Am 26.03.2026 berichtete die Universität Hamburg über alarmierende Entwicklungen in der Arktis, die durch Satellitenbilder belegt wurden. Diese zeigen großflächige Brände in West-Grönland. Laut den Wissenschaftlern gibt es einen klaren Zusammenhang zwischen den Rekordbränden der letzten Jahre und dem menschengemachten Klimawandel. Insbesondere eine Studie von Lukas Fiedler, die im „Journal Environmental Research Letters“ veröffentlicht wurde, beleuchtet dieses kritische Thema.
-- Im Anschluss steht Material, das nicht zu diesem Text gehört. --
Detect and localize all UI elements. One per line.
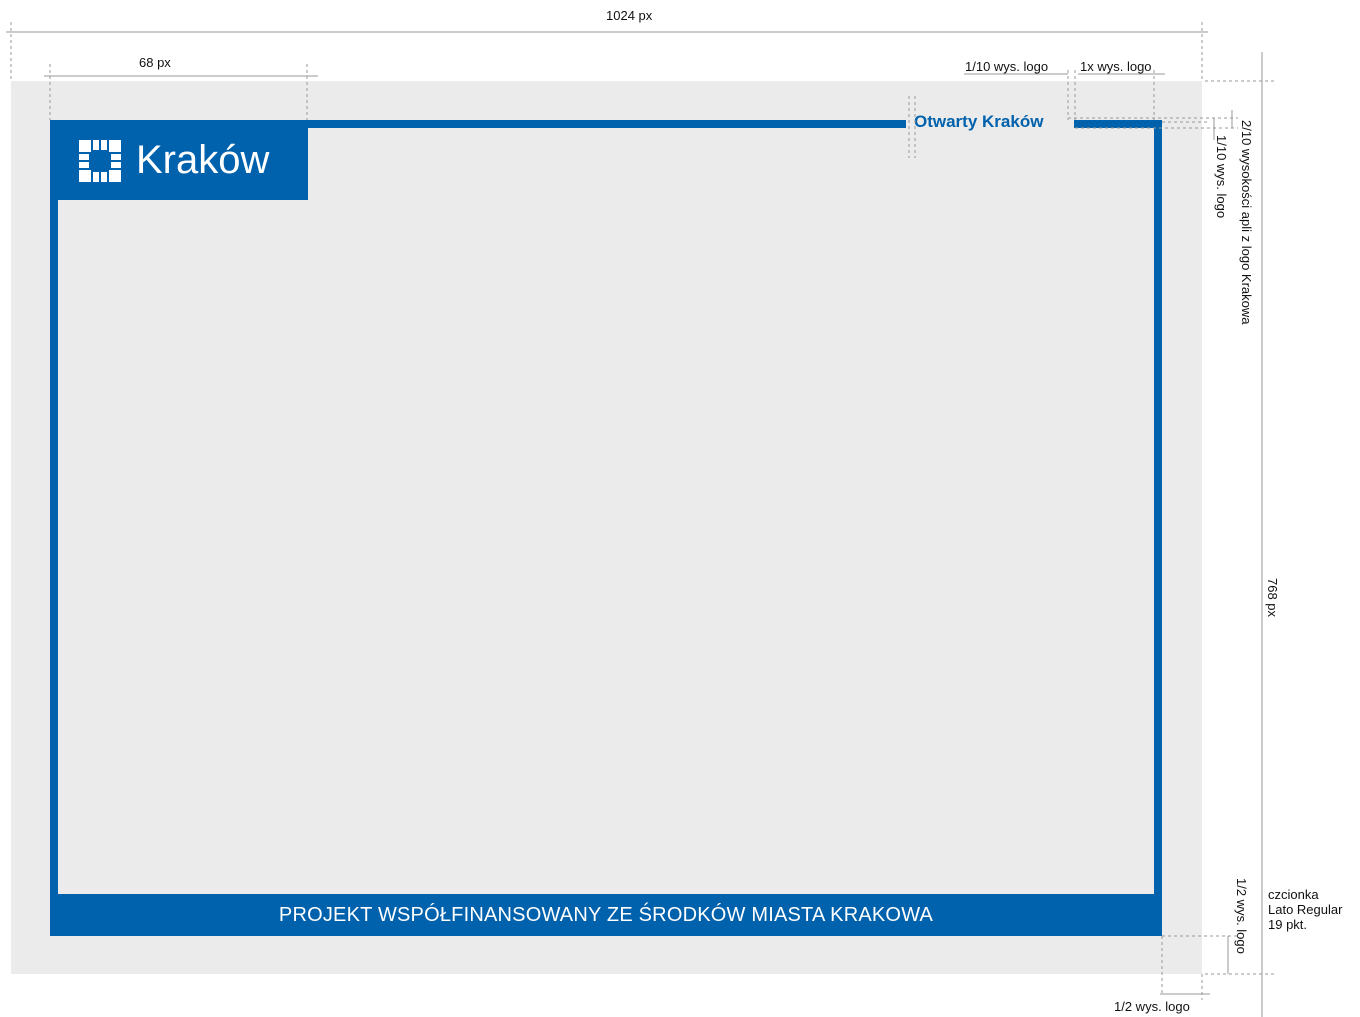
tenth-logo-height-label: 1/10 wys. logo (965, 59, 1049, 74)
half-logo-height-vertical-label: 1/2 wys. logo (1234, 878, 1249, 954)
width-dimension-label: 1024 px (606, 8, 653, 23)
tenth-logo-height-vertical-label: 1/10 wys. logo (1214, 135, 1229, 219)
font-note-line3: 19 pkt. (1268, 917, 1308, 932)
two-tenths-band-label: 2/10 wysokości apli z logo Krakowa (1239, 120, 1254, 325)
logo-width-dimension-label: 68 px (139, 55, 171, 70)
half-logo-height-label: 1/2 wys. logo (1114, 999, 1190, 1014)
font-note-line2: Lato Regular (1268, 902, 1343, 917)
dimension-guides (6, 22, 1275, 1017)
height-dimension-label: 768 px (1265, 578, 1280, 618)
font-note-line1: czcionka (1268, 887, 1319, 902)
one-logo-height-label: 1x wys. logo (1080, 59, 1152, 74)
Die Arktis, die lange Zeit als Kohlenstoffsenke galt, bietet durch ihre hochentzündlichen Torfschichten und Vegetation ideale Voraussetzungen für Brände. Fiedlers Forschung zeigt, dass seit Beginn der 2000er Jahre sowohl die Häufigkeit als auch das Ausmaß dieser extremen Feuer zugenommen haben. In den Jahren 2019 bis 2021 etwa brannte im Bereich nördlich des 60. Breitengrades mehr Fläche als im gesamten Jahrzehnt von 1990 bis 2000. Dies deutet auf eine besorgniserregende Trendwende hin.
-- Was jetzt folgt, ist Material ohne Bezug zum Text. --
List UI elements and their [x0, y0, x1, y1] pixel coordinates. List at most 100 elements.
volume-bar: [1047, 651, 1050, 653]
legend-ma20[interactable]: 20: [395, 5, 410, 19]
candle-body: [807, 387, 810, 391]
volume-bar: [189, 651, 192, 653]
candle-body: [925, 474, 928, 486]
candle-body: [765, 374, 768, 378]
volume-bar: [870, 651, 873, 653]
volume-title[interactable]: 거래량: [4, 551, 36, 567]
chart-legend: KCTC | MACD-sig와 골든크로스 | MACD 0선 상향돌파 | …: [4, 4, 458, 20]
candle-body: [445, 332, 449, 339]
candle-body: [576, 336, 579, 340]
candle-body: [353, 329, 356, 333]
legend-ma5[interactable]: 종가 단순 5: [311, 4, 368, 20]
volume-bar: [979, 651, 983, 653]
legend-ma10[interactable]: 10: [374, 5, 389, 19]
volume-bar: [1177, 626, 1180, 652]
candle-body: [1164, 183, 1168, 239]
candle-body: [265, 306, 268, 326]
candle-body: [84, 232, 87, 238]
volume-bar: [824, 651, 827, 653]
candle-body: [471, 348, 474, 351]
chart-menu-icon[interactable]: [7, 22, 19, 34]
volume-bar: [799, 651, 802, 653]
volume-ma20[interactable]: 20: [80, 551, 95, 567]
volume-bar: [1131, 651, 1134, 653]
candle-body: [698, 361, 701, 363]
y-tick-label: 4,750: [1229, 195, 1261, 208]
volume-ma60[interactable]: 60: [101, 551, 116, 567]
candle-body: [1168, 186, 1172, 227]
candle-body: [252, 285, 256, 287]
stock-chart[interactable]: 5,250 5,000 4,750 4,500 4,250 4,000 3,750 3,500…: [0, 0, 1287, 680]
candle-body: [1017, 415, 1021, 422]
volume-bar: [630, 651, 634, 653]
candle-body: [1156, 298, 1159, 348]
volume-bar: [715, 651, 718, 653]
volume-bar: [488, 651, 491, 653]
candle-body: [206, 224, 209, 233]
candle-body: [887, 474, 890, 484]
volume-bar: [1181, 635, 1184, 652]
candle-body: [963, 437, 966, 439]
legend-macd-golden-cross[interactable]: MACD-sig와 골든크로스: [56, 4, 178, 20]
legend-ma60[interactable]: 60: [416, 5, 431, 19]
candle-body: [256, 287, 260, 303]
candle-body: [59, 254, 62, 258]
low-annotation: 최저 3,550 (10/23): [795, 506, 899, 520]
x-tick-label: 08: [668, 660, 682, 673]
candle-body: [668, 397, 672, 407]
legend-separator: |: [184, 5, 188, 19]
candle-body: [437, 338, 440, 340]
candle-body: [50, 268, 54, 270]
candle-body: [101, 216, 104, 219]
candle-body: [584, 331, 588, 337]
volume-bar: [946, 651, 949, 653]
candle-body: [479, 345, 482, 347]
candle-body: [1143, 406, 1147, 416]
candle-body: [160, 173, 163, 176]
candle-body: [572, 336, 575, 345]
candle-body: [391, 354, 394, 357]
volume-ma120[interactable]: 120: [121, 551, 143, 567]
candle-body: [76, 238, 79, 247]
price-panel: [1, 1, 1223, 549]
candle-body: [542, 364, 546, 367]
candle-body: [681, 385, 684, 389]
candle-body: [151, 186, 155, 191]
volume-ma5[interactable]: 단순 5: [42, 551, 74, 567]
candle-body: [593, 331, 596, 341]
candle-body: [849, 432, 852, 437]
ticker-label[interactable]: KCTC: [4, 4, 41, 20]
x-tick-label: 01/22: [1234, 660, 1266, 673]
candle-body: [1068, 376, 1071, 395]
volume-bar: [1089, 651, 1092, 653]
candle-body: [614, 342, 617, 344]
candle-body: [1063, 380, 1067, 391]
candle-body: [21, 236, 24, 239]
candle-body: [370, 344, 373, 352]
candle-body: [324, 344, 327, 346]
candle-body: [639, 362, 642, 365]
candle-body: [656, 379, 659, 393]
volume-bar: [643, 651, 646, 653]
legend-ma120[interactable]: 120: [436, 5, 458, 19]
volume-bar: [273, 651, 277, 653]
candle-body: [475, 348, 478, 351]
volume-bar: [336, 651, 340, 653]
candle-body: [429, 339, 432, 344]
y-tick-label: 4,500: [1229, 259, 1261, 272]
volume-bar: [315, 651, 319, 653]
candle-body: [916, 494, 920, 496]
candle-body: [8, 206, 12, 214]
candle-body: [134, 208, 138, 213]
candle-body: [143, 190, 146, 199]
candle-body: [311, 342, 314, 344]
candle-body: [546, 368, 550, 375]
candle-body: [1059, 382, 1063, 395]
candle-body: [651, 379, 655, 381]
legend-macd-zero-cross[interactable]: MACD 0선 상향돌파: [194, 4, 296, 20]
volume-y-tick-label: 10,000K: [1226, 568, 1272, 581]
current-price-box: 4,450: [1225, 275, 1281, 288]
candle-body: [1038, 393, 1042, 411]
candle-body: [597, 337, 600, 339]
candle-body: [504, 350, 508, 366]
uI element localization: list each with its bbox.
Menschliche Einflüsse auf Feuerwetter
Fiedler und sein Team untersuchten den Einfluss des Klimawandels auf Brände im Rahmen seiner Doktorarbeit, wobei eine enge Zusammenarbeit mit dem Max-Planck-Institut für Meteorologie stattfand. Die Ergebnisse der Studie zeigen, dass menschliche Emissionen eine notwendige Bedingung für die beobachteten Extremereignisse sind. Für die Jahre 2020 und 2021 lag der menschliche Einfluss auf das sogenannte Feuerwetter nahezu bei 100 Prozent. Diese Erkenntnisse sind entscheidend, da sie belegen, dass der Klimawandel nicht nur ein theoretisches Konzept, sondern eine reale Bedrohung darstellt.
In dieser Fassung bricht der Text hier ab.